Cerner sells for $28.3 billion

December 2021

Austin-based Oracle is buying the Kansas City-headquartered electronic medical records company through an all-cash offer at $95 per share. Expected to close in 2022, the acquisition will make Cerner a dedicated industry business unit within Oracle.

North Kansas City-based Cerner Corporation will soon be taken over by Austin-based software giant Oracle, according to a Dec. 20 news release.

The $28.3 billion acquisition is anticipated to complete before the end of 2022 and will become Oracle’s largest deal yet.

One of the top leading providers of digital information systems used by medical professionals in hospitals and health systems across the U.S., Cerner stock has been valued at $95 per share. The billion-dollar deal for the electronic medical records company is to be made through an all-cash tender offer.

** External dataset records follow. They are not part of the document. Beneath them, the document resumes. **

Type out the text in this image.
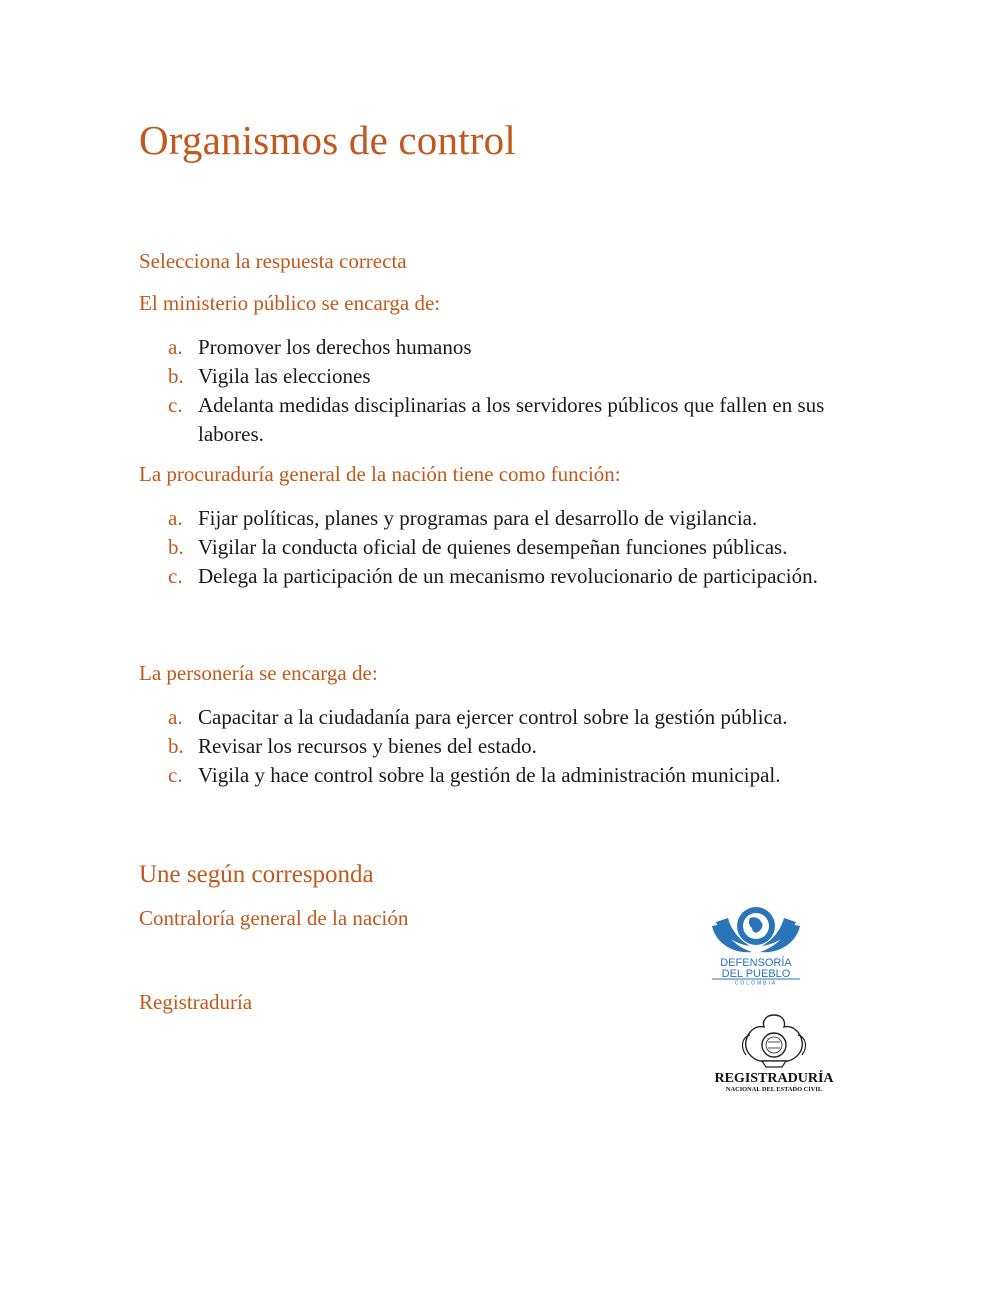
Organismos de control

Selecciona la respuesta correcta

El ministerio público se encarga de:

a. Promover los derechos humanos
b. Vigila las elecciones
c. Adelanta medidas disciplinarias a los servidores públicos que fallen en sus labores.

La procuraduría general de la nación tiene como función:

a. Fijar políticas, planes y programas para el desarrollo de vigilancia.
b. Vigilar la conducta oficial de quienes desempeñan funciones públicas.
c. Delega la participación de un mecanismo revolucionario de participación.

La personería se encarga de:

a. Capacitar a la ciudadanía para ejercer control sobre la gestión pública.
b. Revisar los recursos y bienes del estado.
c. Vigila y hace control sobre la gestión de la administración municipal.
Une según corresponda

Contraloría general de la nación

Registraduría

DEFENSORÍA
DEL PUEBLO
COLOMBIA
REGISTRADURÍA
NACIONAL DEL ESTADO CIVIL
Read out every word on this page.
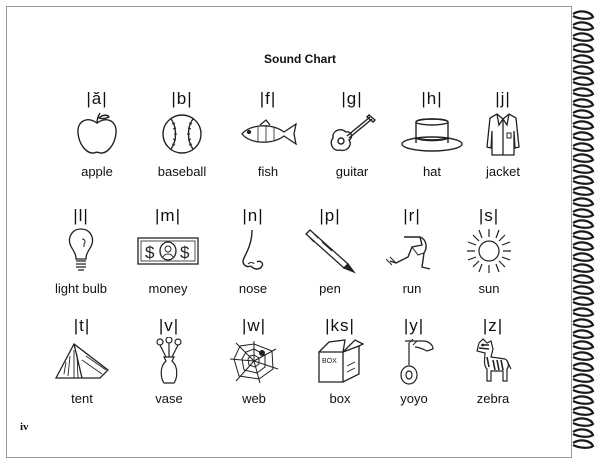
Sound Chart
|ă|
apple
|b|
baseball
|f|
fish
|g|
guitar
|h|
hat
|j|
jacket
|l|
light bulb
|m|
$ $
money
|n|
nose
|p|
pen
|r|
run
|s|
sun
|t|
tent
|v|
vase
|w|
web
|ks|
BOX
box
|y|
yoyo
|z|
zebra
iv
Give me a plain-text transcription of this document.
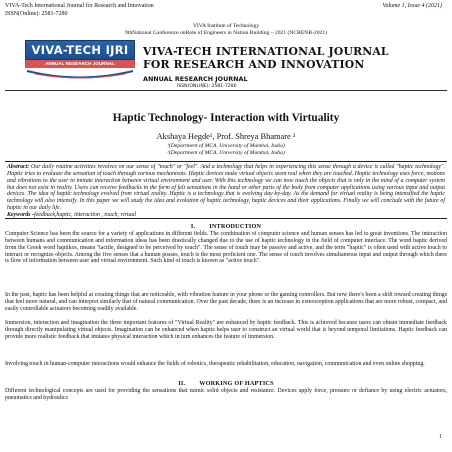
VIVA-Tech International Journal for Research and Innovation
ISSN(Online): 2581-7280
Volume 1, Issue 4 (2021)
VIVA Institute of Technology
9thNational Conference onRole of Engineers in Nation Building – 2021 (NCRENB-2021)
VIVA-TECH IJRI
ANNUAL RESEARCH JOURNAL
VIVA-TECH INTERNATIONAL JOURNAL
FOR RESEARCH AND INNOVATION
ANNUAL RESEARCH JOURNAL
ISSN(ONLINE): 2581-7280
Haptic Technology- Interaction with Virtuality
Akshaya Hegde¹, Prof. Shreya Bhamare ²
¹(Department of MCA, University of Mumbai, India)
²(Department of MCA, University of Mumbai, India)
Abstract: Our daily routine activities revolves on our sense of "touch" or "feel". And a technology that helps in experiencing this sense through a device is called "haptic technology". Haptic tries to evaluate the sensation of touch through various mechanisms. Haptic devices make virtual objects seem real when they are touched. Haptic technology uses force, motions and vibrations to the user to imitate interaction between virtual environment and user. With this technology we can now touch the objects that is only in the mind of a computer system but does not exist in reality. Users can receive feedbacks in the form of felt sensations in the hand or other parts of the body from computer applications using various input and output devices. The idea of haptic technology evolved from virtual reality. Haptic is a technology that is evolving day-by-day. As the demand for virtual reality is being intensified the haptic technology will also intensify. In this paper we will study the idea and evolution of haptic technology, haptic devices and their applications. Finally we will conclude with the future of haptic in our daily life.
Keywords -feedback,haptic, interaction , touch, virtual
I. INTRODUCTION
Computer Science has been the source for a variety of applications in different fields. The combination of computer science and human senses has led to great inventions. The interaction between humans and communication and information ideas has been drastically changed due to the use of haptic technology in the field of computer interface. The word haptic derived from the Greek word haptikos, means "tactile, designed to be perceived by touch". The sense of touch may be passive and active, and the term "haptic" is often used with active touch to interact or recognize objects. Among the five senses that a human posses, touch is the most proficient one. The sense of touch involves simultaneous input and output through which there is flow of information between user and virtual environment. Such kind of touch is known as "active touch".
In the past, haptic has been helpful at creating things that are noticeable, with vibration feature in your phone or the gaming controllers. But now there's been a shift toward creating things that feel more natural, and can interpret similarly that of natural communication. Over the past decade, there is an increase in exteroception applications that are more robust, compact, and easily controllable actuators becoming readily available.
Immersion, interaction and imagination the three important features of "Virtual Reality" are enhanced by haptic feedback. This is achieved because users can obtain immediate feedback through directly manipulating virtual objects. Imagination can be enhanced when haptic helps user to construct an virtual world that is beyond temporal limitations. Haptic feedback can provide more realistic feedback that imitates physical interaction which in turn enhances the feature of immersion.
Involving touch in human-computer interactions would enhance the fields of robotics, therapeutic rehabilitation, education, navigation, communication and even online shopping.
II. WORKING OF HAPTICS
Different technological concepts are used for providing the sensations that mimic solid objects and resistance. Devices apply force, pressure or defiance by using electric actuators, pneumatics and hydraulics
1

“With this acquisition, Oracle’s corporate mission expands to assume the responsibility to provide our overworked medical professionals with a new generation of easier-to-use digital tools that enable access to information via a hands-free voice interface to secure cloud applications,” Oracle Chairman and Chief Technology Officer, Larry Ellison, said in Monday’s release. “This new generation of medical information systems promises to lower the administrative workload burdening our medical professionals, improve patient privacy and outcomes, and lower overall healthcare costs.”

Just a few short months ago in October, Cerner welcomed David Feinberg as its newest president and CEO. Prior to Cerner, Feinberg was the head of Google Health.

“Joining Oracle as a dedicated Industry Business Unit provides an unprecedented opportunity to accelerate our work modernizing electronic health records (EHR), improving the caregiver experience, and enabling more connected, high-quality and efficient patient care,” Feinberg said in the release. “We are also very excited that Oracle is committed to maintaining and growing our community presence, including in the Kansas City area.”